When I was twenty-one, I spent six months working in the business office of one of the best Off-Broadway theaters in New York City, the now defunct Circle Repertory Company. One of the most valuable lessons I learned there was in basic accounting. I’d chosen to work in the business office on the premise that everything runs on money, and I’d be able to learn the entire workings of the theater from that perspective. I didn’t, however, expect a book on accounting to be required reading for the gig. I’m not good at complex math, and I struggled to understand the theories in the book. When I finally grasped the fundamentals, I felt like Helen Keller in The Miracle Worker. One of the accounting theories has remained a driving force in my life: For every debit there’s a credit, and vice versa.

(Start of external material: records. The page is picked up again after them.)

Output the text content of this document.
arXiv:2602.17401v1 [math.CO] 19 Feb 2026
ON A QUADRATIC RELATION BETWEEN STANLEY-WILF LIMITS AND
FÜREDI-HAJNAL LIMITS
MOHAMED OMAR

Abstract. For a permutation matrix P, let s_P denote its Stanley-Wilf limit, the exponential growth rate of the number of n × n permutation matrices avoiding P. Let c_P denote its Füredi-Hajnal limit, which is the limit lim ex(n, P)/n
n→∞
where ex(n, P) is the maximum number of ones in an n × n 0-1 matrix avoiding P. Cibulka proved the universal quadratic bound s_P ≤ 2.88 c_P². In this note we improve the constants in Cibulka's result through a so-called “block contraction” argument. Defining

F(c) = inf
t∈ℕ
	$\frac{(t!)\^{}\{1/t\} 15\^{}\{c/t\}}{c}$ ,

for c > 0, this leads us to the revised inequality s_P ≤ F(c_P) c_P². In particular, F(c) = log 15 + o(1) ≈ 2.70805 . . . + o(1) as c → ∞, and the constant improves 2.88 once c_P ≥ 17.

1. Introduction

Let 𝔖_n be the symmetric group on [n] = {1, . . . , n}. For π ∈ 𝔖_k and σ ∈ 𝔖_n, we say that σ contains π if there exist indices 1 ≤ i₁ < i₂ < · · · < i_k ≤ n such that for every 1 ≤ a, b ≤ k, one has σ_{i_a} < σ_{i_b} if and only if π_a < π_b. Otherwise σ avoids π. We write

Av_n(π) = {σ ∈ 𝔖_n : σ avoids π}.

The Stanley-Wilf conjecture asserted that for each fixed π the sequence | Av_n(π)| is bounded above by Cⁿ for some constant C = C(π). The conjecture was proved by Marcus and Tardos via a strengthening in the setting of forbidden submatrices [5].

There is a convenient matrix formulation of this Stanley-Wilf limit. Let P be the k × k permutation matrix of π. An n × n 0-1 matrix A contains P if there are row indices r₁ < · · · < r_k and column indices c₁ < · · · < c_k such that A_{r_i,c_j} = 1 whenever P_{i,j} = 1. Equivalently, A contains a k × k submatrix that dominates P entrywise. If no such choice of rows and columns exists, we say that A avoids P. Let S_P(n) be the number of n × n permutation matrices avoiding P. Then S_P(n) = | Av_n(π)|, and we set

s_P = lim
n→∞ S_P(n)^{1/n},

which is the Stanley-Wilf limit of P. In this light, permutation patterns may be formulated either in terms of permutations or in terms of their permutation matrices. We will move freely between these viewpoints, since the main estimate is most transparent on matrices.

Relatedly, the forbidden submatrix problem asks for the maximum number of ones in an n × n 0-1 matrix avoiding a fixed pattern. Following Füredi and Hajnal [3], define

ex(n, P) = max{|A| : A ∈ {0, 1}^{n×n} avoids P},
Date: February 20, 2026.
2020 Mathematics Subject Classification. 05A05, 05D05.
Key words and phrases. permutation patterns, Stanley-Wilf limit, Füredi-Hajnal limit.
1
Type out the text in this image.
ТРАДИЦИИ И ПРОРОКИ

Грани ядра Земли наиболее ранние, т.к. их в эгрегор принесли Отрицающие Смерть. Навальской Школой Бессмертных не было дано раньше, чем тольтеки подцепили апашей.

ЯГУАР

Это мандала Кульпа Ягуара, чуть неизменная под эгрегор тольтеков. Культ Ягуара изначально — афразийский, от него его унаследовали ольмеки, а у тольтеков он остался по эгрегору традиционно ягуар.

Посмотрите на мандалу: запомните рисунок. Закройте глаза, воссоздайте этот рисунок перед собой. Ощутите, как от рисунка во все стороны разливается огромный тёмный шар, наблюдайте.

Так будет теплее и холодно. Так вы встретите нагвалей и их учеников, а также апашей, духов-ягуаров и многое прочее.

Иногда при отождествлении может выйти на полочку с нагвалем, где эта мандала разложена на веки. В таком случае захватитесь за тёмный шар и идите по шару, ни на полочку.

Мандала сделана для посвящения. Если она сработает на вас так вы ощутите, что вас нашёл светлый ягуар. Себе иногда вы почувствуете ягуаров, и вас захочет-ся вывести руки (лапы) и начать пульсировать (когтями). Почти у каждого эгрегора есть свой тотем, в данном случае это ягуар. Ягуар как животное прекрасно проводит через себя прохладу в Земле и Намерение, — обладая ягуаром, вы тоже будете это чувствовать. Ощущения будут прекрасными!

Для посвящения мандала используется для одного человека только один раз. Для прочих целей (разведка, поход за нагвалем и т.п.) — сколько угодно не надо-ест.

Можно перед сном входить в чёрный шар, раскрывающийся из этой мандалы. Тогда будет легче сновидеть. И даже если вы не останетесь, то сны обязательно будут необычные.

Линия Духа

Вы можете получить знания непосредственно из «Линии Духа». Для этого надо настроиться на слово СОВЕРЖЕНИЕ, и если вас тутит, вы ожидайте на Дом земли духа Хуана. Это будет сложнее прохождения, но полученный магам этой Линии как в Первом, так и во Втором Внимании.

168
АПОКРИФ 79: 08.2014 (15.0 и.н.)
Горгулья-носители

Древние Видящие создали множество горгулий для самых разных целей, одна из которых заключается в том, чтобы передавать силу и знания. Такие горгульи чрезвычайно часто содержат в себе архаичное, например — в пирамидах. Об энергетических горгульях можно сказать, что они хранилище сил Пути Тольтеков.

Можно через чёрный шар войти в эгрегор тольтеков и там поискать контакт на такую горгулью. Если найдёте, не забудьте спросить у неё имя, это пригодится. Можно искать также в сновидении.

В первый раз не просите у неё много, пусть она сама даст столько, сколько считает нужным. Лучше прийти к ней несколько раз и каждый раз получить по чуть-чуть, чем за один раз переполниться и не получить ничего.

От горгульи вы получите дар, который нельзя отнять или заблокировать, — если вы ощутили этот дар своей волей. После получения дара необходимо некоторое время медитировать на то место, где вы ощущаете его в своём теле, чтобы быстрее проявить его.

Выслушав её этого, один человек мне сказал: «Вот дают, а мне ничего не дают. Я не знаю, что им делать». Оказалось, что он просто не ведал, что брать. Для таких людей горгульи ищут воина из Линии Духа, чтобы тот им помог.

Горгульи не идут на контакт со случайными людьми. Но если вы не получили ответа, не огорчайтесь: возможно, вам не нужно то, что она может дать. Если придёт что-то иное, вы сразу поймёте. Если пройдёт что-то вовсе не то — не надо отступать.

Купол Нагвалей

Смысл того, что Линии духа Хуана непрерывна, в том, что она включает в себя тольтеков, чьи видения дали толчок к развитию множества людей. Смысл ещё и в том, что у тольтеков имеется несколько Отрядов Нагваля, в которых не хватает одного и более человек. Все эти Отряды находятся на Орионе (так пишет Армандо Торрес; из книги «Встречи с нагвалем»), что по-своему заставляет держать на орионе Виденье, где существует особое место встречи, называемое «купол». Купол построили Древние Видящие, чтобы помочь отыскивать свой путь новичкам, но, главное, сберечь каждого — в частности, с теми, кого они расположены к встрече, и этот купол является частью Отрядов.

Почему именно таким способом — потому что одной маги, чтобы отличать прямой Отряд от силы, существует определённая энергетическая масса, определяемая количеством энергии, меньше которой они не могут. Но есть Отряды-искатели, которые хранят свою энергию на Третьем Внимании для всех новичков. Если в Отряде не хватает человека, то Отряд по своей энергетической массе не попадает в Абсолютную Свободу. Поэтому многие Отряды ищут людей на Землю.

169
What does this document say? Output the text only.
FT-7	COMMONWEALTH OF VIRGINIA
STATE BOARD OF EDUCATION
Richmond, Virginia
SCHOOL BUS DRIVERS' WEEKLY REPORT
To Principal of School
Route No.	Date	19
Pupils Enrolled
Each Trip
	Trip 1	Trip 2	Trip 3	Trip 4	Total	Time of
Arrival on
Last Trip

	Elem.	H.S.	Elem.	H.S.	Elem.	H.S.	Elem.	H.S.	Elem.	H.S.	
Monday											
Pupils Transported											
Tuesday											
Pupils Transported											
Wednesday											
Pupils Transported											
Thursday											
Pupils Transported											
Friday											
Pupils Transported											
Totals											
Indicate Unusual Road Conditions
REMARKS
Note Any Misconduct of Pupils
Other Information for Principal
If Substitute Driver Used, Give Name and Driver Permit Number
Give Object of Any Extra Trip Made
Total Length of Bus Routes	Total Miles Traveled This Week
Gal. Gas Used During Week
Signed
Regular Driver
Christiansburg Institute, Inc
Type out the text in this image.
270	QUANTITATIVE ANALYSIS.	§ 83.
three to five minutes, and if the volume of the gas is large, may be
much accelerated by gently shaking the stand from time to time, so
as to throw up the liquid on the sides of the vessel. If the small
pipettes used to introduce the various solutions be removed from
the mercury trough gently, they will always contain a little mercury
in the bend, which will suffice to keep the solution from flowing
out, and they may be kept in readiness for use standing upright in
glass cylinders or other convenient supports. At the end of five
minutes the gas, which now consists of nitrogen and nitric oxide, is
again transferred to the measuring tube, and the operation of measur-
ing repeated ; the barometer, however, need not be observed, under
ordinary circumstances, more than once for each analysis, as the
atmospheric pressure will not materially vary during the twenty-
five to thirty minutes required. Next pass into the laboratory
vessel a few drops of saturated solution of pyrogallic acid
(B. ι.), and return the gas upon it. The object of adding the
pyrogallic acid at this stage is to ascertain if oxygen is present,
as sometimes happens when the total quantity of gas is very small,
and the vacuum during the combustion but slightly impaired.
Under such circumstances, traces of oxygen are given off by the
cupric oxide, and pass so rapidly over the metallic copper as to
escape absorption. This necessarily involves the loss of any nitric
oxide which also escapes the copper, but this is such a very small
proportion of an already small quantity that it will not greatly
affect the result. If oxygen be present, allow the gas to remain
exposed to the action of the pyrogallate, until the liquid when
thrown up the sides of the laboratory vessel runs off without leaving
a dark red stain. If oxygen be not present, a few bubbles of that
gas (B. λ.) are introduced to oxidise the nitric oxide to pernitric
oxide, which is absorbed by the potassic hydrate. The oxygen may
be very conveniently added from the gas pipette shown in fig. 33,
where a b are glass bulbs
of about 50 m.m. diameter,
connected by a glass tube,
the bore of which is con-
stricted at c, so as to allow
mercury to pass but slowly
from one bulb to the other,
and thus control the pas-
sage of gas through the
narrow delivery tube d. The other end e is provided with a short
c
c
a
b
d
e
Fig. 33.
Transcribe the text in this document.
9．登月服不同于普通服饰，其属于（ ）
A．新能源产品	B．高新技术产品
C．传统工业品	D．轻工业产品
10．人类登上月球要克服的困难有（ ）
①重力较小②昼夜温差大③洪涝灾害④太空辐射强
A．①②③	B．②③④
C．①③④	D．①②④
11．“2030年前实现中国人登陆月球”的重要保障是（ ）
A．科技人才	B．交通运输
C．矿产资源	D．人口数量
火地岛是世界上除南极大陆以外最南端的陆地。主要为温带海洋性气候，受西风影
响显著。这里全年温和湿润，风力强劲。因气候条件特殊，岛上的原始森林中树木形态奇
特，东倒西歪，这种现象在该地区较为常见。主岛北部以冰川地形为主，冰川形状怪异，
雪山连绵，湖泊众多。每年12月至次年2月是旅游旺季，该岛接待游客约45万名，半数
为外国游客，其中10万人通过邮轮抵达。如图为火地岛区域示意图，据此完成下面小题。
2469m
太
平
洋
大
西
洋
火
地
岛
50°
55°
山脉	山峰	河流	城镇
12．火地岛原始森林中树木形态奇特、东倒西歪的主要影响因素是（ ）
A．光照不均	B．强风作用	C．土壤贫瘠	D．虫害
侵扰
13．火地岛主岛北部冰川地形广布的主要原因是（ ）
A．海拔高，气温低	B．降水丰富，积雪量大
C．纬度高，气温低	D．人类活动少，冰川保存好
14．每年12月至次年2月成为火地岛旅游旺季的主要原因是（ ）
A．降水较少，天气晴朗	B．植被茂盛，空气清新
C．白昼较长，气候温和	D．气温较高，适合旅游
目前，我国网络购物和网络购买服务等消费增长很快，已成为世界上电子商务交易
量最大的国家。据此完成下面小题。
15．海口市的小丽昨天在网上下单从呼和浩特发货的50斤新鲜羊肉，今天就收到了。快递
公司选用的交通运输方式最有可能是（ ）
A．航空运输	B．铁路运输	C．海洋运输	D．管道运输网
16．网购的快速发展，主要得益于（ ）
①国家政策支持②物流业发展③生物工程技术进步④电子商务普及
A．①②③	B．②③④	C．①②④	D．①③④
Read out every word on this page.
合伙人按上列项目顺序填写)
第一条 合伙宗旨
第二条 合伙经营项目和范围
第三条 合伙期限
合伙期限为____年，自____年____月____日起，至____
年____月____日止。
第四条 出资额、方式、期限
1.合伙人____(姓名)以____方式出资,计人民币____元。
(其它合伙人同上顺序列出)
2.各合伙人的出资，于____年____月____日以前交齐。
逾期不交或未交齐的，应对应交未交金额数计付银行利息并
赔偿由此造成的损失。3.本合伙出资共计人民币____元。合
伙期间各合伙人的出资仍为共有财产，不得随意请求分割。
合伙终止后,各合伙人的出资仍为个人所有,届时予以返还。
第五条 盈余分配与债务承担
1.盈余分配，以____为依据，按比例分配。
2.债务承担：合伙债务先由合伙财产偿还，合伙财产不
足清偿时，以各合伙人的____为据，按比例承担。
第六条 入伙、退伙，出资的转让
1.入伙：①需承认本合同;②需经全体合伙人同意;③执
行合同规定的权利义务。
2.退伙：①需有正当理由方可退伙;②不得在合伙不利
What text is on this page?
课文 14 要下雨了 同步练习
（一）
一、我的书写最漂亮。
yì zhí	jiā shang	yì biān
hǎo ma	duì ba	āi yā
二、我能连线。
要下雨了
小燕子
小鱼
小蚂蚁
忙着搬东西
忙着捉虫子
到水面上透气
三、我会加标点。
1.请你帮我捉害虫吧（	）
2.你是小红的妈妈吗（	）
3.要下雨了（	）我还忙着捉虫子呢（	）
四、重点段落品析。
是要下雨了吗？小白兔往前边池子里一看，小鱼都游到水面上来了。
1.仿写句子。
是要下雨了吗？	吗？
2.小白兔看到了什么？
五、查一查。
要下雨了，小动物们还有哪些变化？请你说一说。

Over the years, I’ve come to love budgeting and what I call “idiot math.” My family often tells me I’m good with money, I think because I’ve always found the balance represented by that basic accounting theory. I recently ran into a neighbor who is an accountant. We discussed our love of budgeting and our embracement of the yin/yang of it. Budgeting involves both rigidity and fluidity, usually manifested by a steady income and fluctuating expenses. One might assume that, given my need for stability, this fluidity would drive me nuts, but in fact I love it. I see the effort to balance between these two principles as art, like a beautiful pas de deux. My neighbor and I understood each other perfectly, and we beamed at each other as we parted ways.
I use this principle in my approach to health challenges. Some things are stable, while others are in flux or unpredictable. The goal is fluidity and balance, not rigidity. When I embrace these dualities and strive for the same balance I seek with my budget, I always end up with less stress and improved health.